Марушевский бросил трубку и вызвал адъютанта.
- Передайте моё приказание пулемётной школе и бомбомётной команде оцепить казармы и подготовиться к открытию огня!
9
Многие солдаты второй роты проснулись задолго до сигнала побудки. Всех волновала одна мысль - сегодня отправка на фронт. Зачем? За кого и против кого воевать? Не довольно ли пролито крови русских простых людей?
Ещё лёжа на койках, солдаты шёпотом и вполголоса возбуждённо переговаривались между собой.
Лопатин тоже проснулся раньше обычного. Он лежал молча, прислушивался к разговорам и думал о том, что может произойти.
Вскоре после побудки прибежали трое солдат из третьей роты.
- На молебен выходить не будем, - говорили они, переходя от одной группы солдат к другой. - Никуда нас не пошлют, если сами не захотим! Прошли времена! Хватит, поиздевались над нашим братом!
- А если что, так разбирай винтовки, - уходя, крикнул один из них. - И действовать будем, братцы, все сообща.
- Нужно послать людей в другие роты, - предложил Лосев. - Нужно поднять весь полк!
Вскоре в казарме появился командир роты.
Он остановился в дверях, поражённый представившейся ему картиной.
Солдаты, вместо того чтобы стоять в строю на утренней поверке, находились в разных местах казармы, шумно разговаривали и кричали.
- Это что такое за... Смирно! Дежурный!
- Всё равно на фронт не поедем! - крикнул кто-то из глубины казармы.
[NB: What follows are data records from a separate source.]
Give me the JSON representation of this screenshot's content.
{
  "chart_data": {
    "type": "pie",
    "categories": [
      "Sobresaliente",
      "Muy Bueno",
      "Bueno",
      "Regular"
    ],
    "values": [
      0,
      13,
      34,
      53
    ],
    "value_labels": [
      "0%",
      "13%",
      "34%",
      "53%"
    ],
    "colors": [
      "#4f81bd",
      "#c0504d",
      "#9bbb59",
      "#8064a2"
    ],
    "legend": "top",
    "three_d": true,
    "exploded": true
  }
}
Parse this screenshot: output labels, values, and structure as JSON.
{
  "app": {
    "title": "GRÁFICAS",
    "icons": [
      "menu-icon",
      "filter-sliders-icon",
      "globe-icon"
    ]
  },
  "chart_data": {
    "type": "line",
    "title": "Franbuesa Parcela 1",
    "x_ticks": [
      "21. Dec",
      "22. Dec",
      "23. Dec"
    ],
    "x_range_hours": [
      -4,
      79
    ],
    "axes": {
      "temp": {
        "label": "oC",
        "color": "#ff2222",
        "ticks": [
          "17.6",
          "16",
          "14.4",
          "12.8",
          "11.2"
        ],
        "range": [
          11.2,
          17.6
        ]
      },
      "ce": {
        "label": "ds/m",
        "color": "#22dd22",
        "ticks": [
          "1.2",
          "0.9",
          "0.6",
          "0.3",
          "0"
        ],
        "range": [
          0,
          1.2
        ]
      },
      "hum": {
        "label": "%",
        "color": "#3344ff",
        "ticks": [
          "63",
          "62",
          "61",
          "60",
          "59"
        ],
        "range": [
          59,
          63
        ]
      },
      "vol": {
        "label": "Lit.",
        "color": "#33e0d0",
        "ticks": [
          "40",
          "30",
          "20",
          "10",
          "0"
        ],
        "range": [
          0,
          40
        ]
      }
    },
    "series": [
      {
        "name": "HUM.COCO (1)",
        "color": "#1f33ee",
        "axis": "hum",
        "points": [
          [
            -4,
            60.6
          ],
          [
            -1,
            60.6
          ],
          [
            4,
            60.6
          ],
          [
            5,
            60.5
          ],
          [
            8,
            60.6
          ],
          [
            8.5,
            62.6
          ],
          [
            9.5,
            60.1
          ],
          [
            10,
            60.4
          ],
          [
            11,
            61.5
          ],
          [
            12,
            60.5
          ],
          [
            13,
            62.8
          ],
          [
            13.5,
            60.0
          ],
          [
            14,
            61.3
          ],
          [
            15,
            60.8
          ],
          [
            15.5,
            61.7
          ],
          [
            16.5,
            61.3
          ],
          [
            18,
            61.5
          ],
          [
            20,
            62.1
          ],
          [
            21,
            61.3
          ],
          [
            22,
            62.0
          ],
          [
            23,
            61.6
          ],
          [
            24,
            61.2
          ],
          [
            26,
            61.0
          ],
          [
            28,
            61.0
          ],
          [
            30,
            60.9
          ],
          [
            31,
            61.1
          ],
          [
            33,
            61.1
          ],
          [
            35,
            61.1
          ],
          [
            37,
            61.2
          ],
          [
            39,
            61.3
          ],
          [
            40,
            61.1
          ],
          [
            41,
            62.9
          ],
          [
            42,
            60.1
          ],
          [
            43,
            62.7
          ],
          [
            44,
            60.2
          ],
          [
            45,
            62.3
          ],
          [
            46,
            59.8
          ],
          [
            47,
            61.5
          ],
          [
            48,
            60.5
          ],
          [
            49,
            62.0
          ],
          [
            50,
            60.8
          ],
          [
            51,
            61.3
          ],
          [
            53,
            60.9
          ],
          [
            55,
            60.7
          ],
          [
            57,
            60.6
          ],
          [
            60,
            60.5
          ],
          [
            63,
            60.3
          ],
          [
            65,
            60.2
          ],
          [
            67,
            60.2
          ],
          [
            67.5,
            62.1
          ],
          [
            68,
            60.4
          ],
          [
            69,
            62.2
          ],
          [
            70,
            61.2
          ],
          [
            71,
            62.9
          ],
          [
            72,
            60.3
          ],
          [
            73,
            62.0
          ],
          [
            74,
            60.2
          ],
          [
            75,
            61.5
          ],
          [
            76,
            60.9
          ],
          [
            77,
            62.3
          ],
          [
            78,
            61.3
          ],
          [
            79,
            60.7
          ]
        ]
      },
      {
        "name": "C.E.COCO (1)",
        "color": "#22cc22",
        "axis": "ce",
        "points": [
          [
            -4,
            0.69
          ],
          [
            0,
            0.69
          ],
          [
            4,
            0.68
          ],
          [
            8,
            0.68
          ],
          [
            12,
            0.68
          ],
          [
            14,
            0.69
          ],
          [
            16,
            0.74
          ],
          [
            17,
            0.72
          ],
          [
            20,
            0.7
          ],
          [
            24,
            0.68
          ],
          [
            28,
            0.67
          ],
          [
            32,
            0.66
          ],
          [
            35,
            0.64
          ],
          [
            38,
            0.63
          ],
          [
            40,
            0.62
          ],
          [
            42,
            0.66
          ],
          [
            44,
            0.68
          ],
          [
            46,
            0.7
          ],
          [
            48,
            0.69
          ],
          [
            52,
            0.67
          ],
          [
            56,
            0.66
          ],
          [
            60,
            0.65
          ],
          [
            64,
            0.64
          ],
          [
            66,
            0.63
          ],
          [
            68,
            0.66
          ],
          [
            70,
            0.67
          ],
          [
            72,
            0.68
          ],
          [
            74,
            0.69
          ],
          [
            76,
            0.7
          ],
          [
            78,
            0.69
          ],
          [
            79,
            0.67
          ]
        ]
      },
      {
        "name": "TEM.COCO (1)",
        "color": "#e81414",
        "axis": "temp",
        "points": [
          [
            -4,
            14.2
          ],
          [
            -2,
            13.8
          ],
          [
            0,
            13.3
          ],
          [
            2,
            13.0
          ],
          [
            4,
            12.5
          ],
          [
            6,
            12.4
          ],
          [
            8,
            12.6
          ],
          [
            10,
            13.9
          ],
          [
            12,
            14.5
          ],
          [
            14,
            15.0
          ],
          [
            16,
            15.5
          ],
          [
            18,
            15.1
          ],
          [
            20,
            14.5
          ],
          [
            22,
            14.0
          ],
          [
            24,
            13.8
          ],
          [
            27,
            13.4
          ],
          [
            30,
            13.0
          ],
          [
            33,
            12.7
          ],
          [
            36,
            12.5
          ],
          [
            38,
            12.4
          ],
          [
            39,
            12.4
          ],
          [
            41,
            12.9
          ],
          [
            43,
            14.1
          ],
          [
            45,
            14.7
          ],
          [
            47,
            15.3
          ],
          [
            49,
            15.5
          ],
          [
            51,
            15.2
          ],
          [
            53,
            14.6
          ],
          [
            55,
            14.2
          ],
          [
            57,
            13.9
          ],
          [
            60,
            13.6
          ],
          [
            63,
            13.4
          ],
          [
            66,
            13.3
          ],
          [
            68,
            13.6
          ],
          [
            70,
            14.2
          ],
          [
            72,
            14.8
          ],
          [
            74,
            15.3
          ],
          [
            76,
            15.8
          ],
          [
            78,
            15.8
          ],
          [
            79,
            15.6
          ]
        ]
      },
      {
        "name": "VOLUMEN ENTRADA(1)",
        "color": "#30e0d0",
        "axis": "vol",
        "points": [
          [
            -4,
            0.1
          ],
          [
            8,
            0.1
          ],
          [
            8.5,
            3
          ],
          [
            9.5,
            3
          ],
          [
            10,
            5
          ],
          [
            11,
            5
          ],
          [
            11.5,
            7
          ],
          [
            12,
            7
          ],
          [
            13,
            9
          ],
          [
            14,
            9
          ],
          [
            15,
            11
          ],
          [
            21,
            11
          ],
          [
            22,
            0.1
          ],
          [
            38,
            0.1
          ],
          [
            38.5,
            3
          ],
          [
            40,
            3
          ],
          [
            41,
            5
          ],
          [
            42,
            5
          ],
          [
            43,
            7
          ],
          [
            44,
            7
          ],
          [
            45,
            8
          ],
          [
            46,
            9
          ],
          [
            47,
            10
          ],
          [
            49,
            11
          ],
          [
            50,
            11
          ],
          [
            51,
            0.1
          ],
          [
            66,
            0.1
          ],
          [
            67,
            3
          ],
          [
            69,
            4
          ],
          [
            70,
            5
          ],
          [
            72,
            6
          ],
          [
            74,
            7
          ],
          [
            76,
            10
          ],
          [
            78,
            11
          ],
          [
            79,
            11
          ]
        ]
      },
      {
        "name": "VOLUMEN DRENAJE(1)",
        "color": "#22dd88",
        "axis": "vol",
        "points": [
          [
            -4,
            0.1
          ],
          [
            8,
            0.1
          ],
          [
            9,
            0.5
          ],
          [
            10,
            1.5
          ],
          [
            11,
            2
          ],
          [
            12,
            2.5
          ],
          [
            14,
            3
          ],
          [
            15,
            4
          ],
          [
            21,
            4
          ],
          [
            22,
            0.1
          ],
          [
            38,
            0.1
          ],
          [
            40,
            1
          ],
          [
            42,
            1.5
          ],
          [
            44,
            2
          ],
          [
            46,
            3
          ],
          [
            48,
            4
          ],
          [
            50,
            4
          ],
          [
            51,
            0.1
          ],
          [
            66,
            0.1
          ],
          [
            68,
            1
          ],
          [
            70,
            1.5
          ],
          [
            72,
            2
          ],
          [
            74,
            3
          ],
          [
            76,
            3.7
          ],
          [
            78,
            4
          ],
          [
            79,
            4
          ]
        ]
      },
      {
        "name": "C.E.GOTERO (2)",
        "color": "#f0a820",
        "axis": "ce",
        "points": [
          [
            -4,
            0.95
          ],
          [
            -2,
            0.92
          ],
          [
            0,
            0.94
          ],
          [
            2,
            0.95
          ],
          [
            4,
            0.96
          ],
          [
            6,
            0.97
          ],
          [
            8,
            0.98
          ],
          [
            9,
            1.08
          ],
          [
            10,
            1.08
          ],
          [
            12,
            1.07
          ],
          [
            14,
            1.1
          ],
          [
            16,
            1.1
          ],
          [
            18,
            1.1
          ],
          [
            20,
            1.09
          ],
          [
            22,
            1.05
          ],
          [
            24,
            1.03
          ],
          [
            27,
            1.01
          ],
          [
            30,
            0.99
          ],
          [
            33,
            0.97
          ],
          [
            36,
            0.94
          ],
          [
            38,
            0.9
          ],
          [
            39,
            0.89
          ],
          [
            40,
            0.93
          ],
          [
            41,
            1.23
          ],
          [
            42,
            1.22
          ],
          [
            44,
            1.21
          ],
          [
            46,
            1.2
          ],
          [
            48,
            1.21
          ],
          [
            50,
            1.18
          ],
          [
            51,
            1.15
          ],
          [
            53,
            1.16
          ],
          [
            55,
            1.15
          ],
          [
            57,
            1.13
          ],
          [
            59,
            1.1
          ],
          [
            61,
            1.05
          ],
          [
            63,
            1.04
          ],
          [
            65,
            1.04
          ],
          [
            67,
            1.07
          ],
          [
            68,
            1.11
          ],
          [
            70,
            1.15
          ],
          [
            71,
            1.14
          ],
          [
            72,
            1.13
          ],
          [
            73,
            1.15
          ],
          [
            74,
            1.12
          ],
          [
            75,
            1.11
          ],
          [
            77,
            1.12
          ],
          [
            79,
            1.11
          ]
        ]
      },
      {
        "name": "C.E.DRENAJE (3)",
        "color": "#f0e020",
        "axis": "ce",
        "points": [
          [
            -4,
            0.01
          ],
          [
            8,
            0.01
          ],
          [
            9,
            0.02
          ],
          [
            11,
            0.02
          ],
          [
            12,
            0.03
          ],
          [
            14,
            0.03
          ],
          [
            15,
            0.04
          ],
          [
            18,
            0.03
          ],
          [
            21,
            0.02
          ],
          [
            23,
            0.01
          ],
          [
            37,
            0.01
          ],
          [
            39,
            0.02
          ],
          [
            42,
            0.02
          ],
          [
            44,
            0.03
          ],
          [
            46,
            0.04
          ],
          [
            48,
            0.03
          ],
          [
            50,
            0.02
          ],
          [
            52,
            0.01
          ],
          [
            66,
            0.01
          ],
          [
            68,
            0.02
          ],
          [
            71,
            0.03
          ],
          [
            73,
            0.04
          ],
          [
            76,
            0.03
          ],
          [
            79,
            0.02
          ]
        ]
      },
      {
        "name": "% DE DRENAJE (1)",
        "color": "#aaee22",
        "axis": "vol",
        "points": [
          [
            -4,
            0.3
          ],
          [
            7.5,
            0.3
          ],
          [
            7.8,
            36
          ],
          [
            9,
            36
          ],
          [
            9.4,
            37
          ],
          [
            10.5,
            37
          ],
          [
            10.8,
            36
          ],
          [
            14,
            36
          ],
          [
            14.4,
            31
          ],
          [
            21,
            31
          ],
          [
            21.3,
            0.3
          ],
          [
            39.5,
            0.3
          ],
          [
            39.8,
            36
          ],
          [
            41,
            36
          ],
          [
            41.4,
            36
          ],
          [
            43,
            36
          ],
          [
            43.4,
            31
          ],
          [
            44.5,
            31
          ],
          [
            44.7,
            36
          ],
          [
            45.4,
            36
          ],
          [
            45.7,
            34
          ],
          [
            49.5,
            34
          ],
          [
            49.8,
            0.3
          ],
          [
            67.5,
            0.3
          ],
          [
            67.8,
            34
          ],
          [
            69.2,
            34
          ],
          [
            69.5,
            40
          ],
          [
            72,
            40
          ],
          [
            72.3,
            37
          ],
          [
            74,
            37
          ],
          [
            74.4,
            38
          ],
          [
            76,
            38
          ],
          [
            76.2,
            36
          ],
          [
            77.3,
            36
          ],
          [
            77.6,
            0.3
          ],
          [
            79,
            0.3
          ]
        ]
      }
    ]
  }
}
Ротный медленно, тяжёлым шагом пошёл вперёд.
- Кто это сказал?!
И тут он увидел, как солдаты мгновенно сбежались на середину и стали перед ним непроницаемой стеной.
Они молчали, и ротный понял своё бессилие. Он схватился за пистолет, но тут же испугался этого необдуманного поступка.
Театральный жест его привёл солдат в движение. Людская стена загудела и двинулась на него. Он резко повернулся и поспешно пошёл к выходу.
Едва дверь за офицером захлопнулась, как один из солдат крикнул:
- Стрелять хотел! Ребята, бери винтовки!
- Товарищи, - сказал Лосев, - будем держаться. Скоро сюда придут из Соломбалы матросы. Никого из офицеров в казарму не пускать!
Солдаты моментально разобрали из пирамиды винтовки. Лопатин тоже взял свою винтовку и стоял, не зная что делать. Кто-то сунул ему в руку обойму с патронами.
Лосев побежал в третью роту. Там все солдаты тоже были с винтовками. Потом он прошёл в четвёртую и к пулемётчикам, всюду призывая солдат поддержать протест против отправки на фронт. Потом по широкой лестнице он спустился вниз и вышел на крыльцо.
Внизу, на площадке, Лосев заметил проскользнувшего в дверь складского помещения прапорщика Лебяжьего. Увидев солдата с винтовкой, взводный очевидно изрядно струхнул и быстро захлопнул за собой дверь.
У крыльца Лосева поджидал Грушин.
- Придут матросы? - спросил он у столяра.
- Должны придти. Я сейчас пойду в Соломбалу встречать их. Держитесь дружно и поддерживайте дисциплину. А главное - следите, чтобы тут не оказалось провокаторов, предателей и трусов.
Андрей Грушин миновал казарму, пересёк Петроградский и Троицкий проспекты и вышел на высокий берег Кузнечихи. На противоположном соломбальском берегу он увидел скопление людей. Вероятно, это были матросы из флотских казарм. Но почему они не идут? Почему медлят?
По косой тропке, по льду, Грушин быстрым шагом направился к Соломбале.
Приблизившись к берегу, Грушин понял, почему матросы остановились. На мосту стояли два пулемёта. Английские солдаты и офицеры преградили путь морякам.
- Гады! - Грушин сжал кулаки. Он хотел подняться на берег у моста, но англичане его не подпустили. Они что-то кричали, указывая на обходный путь у Мосеева острова.